As has been the case for the past few years, NASCAR's top series will open and close the season in the southern state of Florida with events at Daytona and Homestead respectively.
The schedule will get its usual warm-up event with the non-points Shootout at the 2.5-mile venue, followed by the season-opening Daytona 500 on February 26 - the latest date ever for the first race of the year since the 1966 season - as the only points-paying event of the month.
The main adjustments to the schedule have been the dates of the Talladega races, the first moving later in the year from April to May, the second one moving earlier in the autumn as the fourth event of the Chase.
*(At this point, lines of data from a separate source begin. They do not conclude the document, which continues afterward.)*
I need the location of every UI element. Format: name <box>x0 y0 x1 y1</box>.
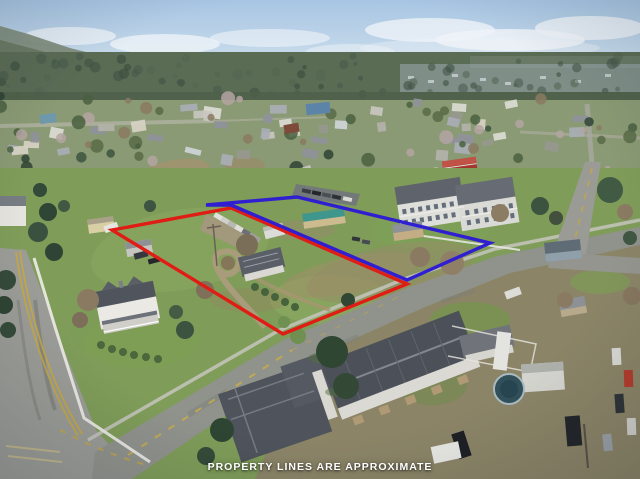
aerial-photo-scene <box>0 0 640 479</box>
aerial-photo: PROPERTY LINES ARE APPROXIMATE <box>0 0 640 479</box>
disclaimer-text: PROPERTY LINES ARE APPROXIMATE <box>208 461 433 473</box>
vignette <box>0 0 640 479</box>
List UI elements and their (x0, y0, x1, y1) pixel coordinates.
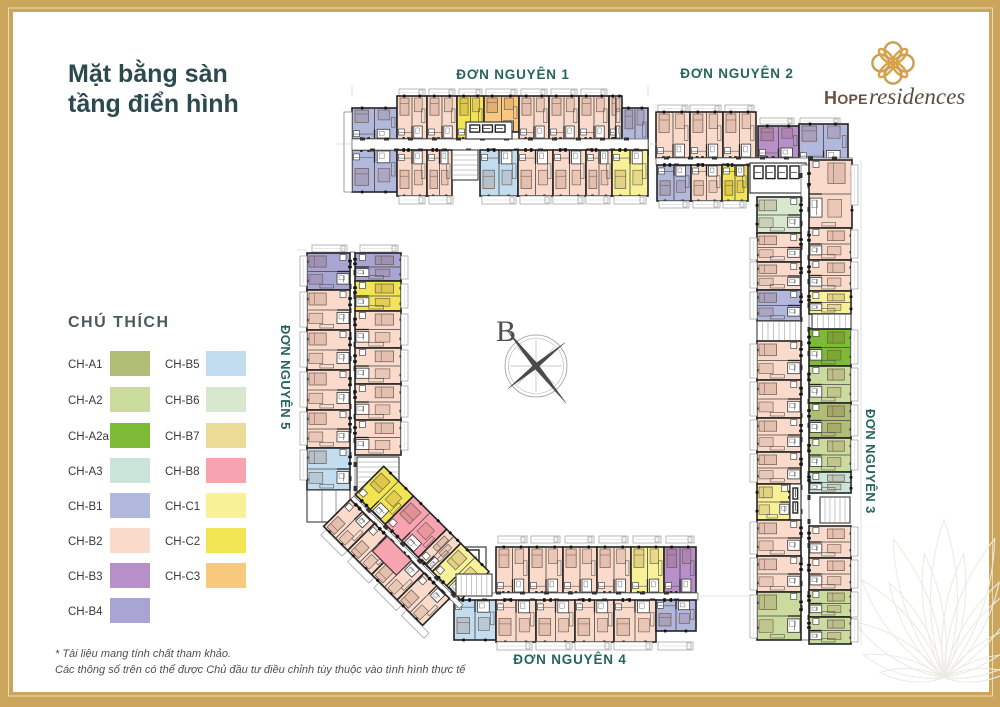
svg-text:CH-A2: CH-A2 (68, 395, 103, 407)
svg-text:ĐƠN NGUYÊN 1: ĐƠN NGUYÊN 1 (456, 67, 569, 82)
svg-text:ĐƠN NGUYÊN 5: ĐƠN NGUYÊN 5 (278, 325, 293, 430)
svg-text:CH-B2: CH-B2 (68, 536, 103, 548)
svg-text:CH-A3: CH-A3 (68, 466, 103, 478)
svg-text:CH-B1: CH-B1 (68, 501, 103, 513)
svg-text:CH-C3: CH-C3 (165, 571, 200, 583)
svg-text:B: B (496, 315, 516, 348)
svg-text:CH-C1: CH-C1 (165, 501, 200, 513)
svg-text:CH-B8: CH-B8 (165, 466, 200, 478)
svg-text:HOPE: HOPE (824, 88, 868, 108)
svg-text:* Tài liệu mang tính chất tham: * Tài liệu mang tính chất tham khảo. (55, 648, 231, 660)
svg-text:CH-B6: CH-B6 (165, 395, 200, 407)
svg-text:tầng điển hình: tầng điển hình (68, 90, 239, 118)
svg-text:ĐƠN NGUYÊN 3: ĐƠN NGUYÊN 3 (863, 409, 878, 514)
svg-text:CH-B5: CH-B5 (165, 359, 200, 371)
svg-text:Các thông số trên có thể được: Các thông số trên có thể được Chủ đầu tư… (55, 664, 466, 676)
svg-text:CH-A2a: CH-A2a (68, 431, 110, 443)
svg-text:ĐƠN NGUYÊN 4: ĐƠN NGUYÊN 4 (513, 652, 626, 667)
svg-text:CHÚ THÍCH: CHÚ THÍCH (68, 312, 170, 331)
svg-text:ĐƠN NGUYÊN 2: ĐƠN NGUYÊN 2 (680, 66, 793, 81)
svg-text:residences: residences (869, 84, 965, 109)
svg-text:CH-C2: CH-C2 (165, 536, 200, 548)
svg-text:CH-B3: CH-B3 (68, 571, 103, 583)
svg-text:CH-B7: CH-B7 (165, 431, 200, 443)
svg-text:CH-A1: CH-A1 (68, 359, 103, 371)
svg-text:Mặt bằng sàn: Mặt bằng sàn (68, 58, 228, 88)
svg-text:CH-B4: CH-B4 (68, 606, 103, 618)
Kansas gets an earlier date for its first race of the year at the end of April instead of June, while Kentucky Speedway will host its second ever Cup event in late June instead of early July. Dover will also have it's first race pushed to early June instead of May.
The Chase will kick off at Chicagoland as this year, while the other nine venues remain exactly the same as the current playoff with the shift in the order of the Talladega event as the only variation.
During the 40-week period between the Shootout and the final race of the year there will only be two breaks, one in April and a second in July, going non-stop for 17 straight weekends from the Brickyard 400 at Indianapolis in the last week of July until the Chase final on November 18.
The All-Star race, the second non-points event of the season, will take place as usual in late May, one week ahead of the season's longest race.